Bersyukurlah jika anda mampu memberi ASIX pada si buah hati. Memiliki produksi ASI yang berlimpah ruah, sehingga tidak perlu merogoh kantong lebih dalam, membuka anggaran baru untuk membuat anak anda tidak menangis karena haus dan lapar.
Dan kalau ada yang berpendapat bahwa ASI melimpah bukan anugerah, bukan keberuntungan tapi bisa diusahakan, pun tetap bersyukurlah tidak mengalami apa yang mungkin kami alami.
Cukuplah kami yang tahu, tak perlu label ibu sempurna untuk menunjukkan seberapa besar cinta yang kami miliki untuk si buah hati.
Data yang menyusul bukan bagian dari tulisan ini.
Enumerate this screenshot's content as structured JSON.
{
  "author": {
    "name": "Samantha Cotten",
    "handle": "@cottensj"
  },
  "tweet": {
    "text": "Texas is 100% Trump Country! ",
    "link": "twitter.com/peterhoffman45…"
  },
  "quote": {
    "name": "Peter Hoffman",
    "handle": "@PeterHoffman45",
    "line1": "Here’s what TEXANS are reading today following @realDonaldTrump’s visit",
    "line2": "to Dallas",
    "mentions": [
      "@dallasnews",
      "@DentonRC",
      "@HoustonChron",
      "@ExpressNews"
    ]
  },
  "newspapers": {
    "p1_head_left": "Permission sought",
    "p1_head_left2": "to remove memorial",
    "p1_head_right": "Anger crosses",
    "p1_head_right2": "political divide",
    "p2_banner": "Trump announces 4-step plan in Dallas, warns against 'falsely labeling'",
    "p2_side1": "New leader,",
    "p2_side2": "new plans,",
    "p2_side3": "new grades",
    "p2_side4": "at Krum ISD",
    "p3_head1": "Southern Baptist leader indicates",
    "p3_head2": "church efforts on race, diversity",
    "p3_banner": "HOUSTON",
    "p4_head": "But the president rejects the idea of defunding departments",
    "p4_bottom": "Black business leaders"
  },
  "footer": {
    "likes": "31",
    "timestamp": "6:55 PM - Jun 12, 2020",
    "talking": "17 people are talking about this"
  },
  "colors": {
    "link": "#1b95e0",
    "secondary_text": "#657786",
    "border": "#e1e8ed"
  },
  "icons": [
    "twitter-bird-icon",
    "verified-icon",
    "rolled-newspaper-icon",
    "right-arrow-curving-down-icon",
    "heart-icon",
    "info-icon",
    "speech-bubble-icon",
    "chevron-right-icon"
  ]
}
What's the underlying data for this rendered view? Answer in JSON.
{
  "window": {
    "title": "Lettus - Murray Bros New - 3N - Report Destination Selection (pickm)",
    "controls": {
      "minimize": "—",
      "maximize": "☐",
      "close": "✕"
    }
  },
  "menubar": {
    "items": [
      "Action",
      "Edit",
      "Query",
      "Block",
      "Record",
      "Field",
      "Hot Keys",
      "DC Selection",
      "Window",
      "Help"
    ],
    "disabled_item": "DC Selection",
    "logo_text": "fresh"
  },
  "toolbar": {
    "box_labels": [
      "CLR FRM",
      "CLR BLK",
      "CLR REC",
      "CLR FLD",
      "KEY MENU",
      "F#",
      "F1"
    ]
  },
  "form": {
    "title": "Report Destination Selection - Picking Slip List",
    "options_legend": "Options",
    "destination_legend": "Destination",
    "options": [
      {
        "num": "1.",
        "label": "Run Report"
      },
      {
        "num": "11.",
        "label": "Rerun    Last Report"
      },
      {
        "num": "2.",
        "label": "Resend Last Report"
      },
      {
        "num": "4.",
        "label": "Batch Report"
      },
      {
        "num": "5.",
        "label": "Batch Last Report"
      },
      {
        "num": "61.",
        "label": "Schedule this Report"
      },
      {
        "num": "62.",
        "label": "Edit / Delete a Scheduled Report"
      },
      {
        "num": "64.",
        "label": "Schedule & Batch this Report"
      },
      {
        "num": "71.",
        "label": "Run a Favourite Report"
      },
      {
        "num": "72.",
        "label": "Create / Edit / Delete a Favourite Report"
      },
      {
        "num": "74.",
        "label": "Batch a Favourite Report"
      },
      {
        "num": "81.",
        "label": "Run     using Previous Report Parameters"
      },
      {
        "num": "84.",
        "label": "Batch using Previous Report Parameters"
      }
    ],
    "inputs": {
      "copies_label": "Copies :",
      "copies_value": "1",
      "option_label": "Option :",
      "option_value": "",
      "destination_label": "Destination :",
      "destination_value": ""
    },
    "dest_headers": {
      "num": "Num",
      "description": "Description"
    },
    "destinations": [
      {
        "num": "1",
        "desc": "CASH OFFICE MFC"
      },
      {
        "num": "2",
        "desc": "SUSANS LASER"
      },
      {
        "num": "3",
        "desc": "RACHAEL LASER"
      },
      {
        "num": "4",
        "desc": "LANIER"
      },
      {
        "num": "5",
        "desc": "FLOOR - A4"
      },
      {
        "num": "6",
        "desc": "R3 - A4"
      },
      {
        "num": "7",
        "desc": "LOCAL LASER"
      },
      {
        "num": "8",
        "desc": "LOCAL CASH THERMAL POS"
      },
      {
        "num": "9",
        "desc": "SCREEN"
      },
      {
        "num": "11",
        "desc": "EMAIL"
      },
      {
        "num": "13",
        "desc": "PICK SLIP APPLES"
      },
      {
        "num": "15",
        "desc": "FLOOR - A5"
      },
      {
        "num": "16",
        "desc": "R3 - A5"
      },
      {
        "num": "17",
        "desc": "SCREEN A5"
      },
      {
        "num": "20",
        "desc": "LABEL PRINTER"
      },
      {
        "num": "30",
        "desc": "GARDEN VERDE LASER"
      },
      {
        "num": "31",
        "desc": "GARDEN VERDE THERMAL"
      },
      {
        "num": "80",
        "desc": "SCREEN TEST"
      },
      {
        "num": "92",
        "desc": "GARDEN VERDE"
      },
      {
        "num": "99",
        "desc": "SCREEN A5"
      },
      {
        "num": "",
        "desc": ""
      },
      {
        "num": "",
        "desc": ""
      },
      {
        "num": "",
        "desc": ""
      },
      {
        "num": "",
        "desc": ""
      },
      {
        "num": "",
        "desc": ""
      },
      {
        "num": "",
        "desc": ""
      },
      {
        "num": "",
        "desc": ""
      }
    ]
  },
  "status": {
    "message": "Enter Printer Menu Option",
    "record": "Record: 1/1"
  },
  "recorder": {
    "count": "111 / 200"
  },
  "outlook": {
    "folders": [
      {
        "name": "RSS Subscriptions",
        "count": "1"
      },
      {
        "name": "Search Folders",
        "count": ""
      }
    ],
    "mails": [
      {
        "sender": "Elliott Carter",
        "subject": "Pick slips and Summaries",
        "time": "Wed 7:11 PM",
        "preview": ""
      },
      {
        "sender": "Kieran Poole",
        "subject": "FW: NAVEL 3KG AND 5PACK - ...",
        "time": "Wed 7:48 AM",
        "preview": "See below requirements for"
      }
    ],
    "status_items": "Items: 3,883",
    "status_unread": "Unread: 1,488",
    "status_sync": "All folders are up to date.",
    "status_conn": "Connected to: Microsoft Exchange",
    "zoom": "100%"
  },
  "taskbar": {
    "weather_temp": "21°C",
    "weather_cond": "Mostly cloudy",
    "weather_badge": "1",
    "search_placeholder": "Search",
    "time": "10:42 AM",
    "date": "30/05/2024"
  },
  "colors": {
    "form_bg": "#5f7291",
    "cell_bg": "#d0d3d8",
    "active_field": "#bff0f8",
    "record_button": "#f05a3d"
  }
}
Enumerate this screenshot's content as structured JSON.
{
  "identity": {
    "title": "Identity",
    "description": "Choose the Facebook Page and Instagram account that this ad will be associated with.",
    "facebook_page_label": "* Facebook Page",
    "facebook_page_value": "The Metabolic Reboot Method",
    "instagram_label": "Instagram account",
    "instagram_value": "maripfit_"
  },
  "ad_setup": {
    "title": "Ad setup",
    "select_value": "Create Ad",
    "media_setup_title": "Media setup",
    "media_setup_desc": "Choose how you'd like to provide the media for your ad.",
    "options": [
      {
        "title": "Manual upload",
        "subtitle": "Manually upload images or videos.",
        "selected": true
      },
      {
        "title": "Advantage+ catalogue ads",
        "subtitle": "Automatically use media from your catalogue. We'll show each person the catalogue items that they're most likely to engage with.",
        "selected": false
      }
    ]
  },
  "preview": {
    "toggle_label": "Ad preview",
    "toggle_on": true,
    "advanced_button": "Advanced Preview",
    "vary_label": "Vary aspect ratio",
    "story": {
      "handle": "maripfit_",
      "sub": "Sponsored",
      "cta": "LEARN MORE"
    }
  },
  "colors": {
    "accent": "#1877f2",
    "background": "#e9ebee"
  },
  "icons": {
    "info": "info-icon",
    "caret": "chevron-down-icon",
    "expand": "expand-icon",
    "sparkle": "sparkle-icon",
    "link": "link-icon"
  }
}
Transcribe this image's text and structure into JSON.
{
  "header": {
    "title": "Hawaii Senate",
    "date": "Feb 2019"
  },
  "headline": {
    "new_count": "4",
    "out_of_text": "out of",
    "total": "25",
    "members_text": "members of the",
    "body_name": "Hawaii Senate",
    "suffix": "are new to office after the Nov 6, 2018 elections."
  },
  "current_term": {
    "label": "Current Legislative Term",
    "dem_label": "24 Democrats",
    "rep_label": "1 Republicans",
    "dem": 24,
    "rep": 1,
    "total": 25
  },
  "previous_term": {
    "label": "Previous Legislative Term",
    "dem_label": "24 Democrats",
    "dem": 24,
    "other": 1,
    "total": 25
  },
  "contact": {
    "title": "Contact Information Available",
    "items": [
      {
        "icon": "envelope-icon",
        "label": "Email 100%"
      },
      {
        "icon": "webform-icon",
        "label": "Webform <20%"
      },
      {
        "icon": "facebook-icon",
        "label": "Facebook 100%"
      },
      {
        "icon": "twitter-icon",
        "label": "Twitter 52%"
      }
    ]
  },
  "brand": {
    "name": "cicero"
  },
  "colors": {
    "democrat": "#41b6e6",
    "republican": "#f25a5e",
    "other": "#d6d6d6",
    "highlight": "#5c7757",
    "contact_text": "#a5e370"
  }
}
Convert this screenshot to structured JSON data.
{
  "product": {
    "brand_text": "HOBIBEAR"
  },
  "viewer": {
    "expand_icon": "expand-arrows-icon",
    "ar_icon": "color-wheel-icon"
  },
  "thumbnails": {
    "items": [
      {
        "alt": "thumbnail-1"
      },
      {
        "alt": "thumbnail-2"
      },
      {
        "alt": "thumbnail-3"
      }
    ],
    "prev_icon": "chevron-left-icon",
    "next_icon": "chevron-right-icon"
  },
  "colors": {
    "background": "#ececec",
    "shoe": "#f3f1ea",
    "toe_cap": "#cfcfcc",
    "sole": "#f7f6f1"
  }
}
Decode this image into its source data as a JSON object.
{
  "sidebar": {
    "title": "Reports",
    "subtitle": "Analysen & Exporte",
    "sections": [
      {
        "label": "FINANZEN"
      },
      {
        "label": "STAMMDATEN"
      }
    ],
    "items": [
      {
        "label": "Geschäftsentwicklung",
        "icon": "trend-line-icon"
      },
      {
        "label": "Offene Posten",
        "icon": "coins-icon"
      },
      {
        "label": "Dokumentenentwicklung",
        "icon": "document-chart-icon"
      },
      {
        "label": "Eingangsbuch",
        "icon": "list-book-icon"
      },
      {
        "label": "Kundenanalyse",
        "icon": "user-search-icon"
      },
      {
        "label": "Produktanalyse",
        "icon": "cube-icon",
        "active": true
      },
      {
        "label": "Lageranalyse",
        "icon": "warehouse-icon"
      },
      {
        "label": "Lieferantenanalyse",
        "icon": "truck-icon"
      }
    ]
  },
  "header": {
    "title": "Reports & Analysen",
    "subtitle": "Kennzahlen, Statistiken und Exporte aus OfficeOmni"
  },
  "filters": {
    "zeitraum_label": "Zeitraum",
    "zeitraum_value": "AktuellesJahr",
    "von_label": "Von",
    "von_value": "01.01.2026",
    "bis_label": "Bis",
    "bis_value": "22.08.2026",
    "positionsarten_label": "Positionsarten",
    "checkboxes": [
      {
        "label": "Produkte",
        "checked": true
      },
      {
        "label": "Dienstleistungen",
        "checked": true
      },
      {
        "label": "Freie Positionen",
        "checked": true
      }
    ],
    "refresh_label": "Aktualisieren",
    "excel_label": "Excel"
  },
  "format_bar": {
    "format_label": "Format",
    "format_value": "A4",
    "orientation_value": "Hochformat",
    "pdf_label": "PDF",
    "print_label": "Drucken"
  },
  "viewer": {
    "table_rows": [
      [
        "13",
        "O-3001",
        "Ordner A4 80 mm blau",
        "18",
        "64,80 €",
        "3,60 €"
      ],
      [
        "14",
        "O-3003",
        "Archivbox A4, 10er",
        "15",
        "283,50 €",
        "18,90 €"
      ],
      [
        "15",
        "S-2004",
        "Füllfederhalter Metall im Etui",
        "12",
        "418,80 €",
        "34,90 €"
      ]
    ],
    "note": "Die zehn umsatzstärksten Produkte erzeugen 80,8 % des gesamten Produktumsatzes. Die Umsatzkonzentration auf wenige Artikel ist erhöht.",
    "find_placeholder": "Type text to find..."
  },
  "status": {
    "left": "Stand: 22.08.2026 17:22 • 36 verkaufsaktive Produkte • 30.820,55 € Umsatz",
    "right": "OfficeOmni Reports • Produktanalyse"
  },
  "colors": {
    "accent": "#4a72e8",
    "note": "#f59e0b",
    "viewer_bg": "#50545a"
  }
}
Seperti lagu yang setiap hari dinyanyikan ART di rumah saya
“ Kasih sayangnya bunda
Tidak ada batasnya
Siang malam dijaganya…..
Dipangku dan ditimangnya
Dengan kasih sayangnya”
Kasih ibu tak terbatas usia 6 bulan pertama. ASI adalah makanan terbaik untuknya, tak seorangpun bisa membantahnya.Tak perlu mempertanyakan alasan dibalik pilihan seorang ibu. Masih banyak agenda untuk membentuk generasi penerus yang membanggakan umat.
Untuk ibu-ibu senasib jangan berkecil hati ya. Jangan sampai kejadian kayak cerita saya di awal. Sekarang saya udah ngga pernah lagi jawab gitu kalau ditanya orang. Saya sudah sedikit lebih mengerti arti menjadi seorang ibu. Bukan soal seberapa banyak ASI yang bisa kau produksi
Jadi,…………… Kalau anak saya minum sufor, memangnya kenapa?